With other technologies, you are probably used to monitoring actual resource consumption and comparing that with your node capacity. With Kubernetes, if the sum of container limits on a node is strictly greater than the sum of requests (minimum resources required), the node can be oversubscribed and containers might use more resources than they actually need, which is fine. Even if they use 100 percent of the available CPU resources on a node, for example, Kubernetes can still make room to schedule another pod on the node. Kubernetes would simply lower the CPU available to existing pods to free up resources for the new one, as long as all containers have enough resources to meet their request. That’s why monitoring the sum of requests on the node and making sure it never exceeds your node’s capacity is much more important than monitoring simple CPU or memory usage. If you don’t have enough capacity to meet the minimum resource requirements of all your containers, you should scale up your nodes’ capacity or add more nodes to distribute the workload.

Kubernetes memory and CPU per host

Having some oversubscription on your nodes can be good in many cases since it can help reduce the number of nodes in your Kubernetes cluster. You can tune the request/limit ratio by monitoring it over time and tracking how it impacts your container resource usage.

Note that since version 1.3 Kubernetes offers auto-scaling capabilities for Google Compute Engine and Google Container Engine (AWS support should come soon).

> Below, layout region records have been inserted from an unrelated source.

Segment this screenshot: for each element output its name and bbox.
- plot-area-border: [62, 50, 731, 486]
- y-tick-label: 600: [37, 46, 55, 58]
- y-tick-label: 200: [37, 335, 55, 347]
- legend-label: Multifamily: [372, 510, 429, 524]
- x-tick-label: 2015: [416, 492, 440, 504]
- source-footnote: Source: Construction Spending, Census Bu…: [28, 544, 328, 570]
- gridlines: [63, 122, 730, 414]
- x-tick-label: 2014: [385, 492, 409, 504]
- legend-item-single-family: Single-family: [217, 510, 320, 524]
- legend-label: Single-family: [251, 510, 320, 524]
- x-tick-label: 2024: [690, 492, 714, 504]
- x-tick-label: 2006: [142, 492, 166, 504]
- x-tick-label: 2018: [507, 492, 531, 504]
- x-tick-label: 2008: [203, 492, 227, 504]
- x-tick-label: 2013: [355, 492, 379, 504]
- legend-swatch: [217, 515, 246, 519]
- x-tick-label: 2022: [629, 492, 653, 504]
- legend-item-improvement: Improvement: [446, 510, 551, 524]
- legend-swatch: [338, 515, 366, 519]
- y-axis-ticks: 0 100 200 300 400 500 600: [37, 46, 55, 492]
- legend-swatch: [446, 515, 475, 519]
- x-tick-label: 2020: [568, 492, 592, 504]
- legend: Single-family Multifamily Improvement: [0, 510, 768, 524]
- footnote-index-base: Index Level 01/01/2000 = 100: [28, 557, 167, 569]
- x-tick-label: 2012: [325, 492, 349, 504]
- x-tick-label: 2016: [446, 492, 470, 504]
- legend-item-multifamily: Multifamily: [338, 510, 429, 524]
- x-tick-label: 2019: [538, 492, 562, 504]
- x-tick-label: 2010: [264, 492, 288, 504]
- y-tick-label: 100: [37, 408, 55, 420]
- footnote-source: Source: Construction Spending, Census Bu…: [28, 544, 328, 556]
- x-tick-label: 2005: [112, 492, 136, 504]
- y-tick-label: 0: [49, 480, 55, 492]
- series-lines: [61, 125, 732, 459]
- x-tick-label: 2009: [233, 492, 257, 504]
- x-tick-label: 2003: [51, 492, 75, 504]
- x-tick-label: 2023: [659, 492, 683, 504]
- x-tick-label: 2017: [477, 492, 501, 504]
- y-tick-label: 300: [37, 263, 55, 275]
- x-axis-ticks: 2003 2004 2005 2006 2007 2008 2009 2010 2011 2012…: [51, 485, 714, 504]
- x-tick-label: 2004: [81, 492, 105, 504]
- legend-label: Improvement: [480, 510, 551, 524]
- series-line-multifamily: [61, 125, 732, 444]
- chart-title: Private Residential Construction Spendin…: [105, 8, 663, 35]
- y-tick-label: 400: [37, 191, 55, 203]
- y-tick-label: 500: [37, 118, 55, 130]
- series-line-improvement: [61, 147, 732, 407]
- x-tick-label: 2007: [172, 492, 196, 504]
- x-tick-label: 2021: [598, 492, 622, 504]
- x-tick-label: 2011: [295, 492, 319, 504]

So on those platforms Kubernetes can now adjust the number pods in a deployment, replica set, or replication controller based on CPU utilization (support for other auto-scaling triggers is in alpha).

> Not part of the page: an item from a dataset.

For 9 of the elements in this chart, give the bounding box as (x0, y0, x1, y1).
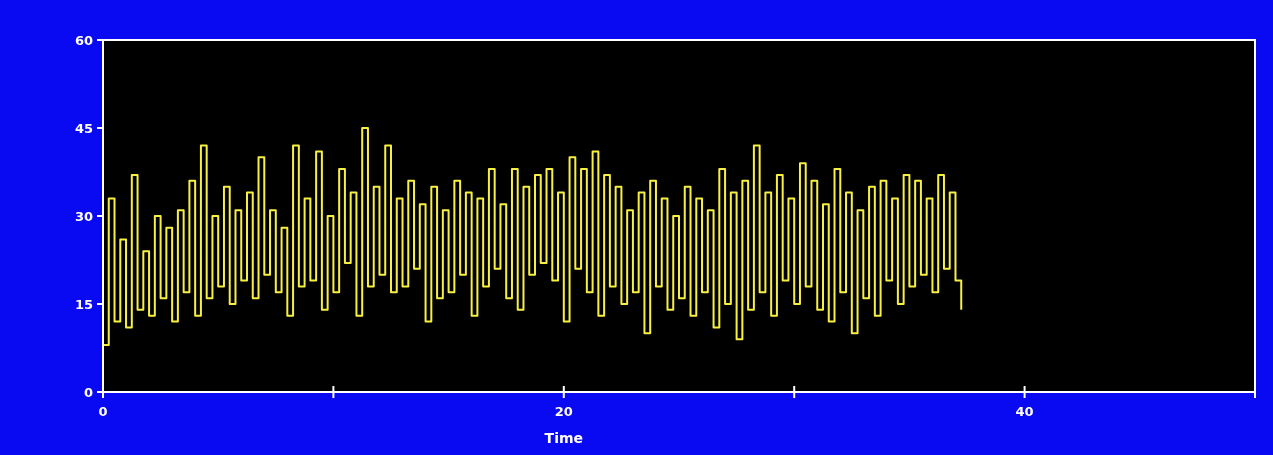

Container resource metrics

As explained in the section about container metrics, some statistics reported by Docker should be also monitored as they provide deeper (and more accurate) insights. The CPU throttling metric is a great example, as it represents the number of times a container hit its specified limit.

Disk usage and I/O

The percentage of disk in use is generally more useful than the volume of disk usage, since the thresholds of concern won’t depend on the size of your clusters. You should graph its evolution over time and trigger an alert if it exceeds 80% for example.

Graphing the number of bytes read from or written to disk provides critical context for higher-level metrics. For example, you can quickly check whether a latency spike is due to increased I/O activity.

Kubernetes disk I/O

Network

Just as with ordinary hosts, you should monitor network metrics from your pods and containers.

MetricDescriptionMetric type
Network inBytes per second received through networkResource: Utilization
Network outBytes per second sent through networkResource: Utilization
Network errorsNumber of network errors per secondResource: Error

Network metrics can shed light on traffic load. You should investigate if you see an increasing number of network errors per second, which could indicate a low-level issue or a networking misconfiguration.

Container health checks

In addition to standard resource metrics, Kubernetes also provides configurable health checks. You can configure, via the PodSpec, checks to detect:

  • When running applications enter a broken state (liveness probe fails), in which case the kubelet will kill the container.
  • When applications are temporarily unable to properly address requests (readiness probe fails), in which case the Kubernetes endpoint controller will remove the pod’s IP address from the endpoints of all services that match the pod, so that no traffic is sent to the affected containers.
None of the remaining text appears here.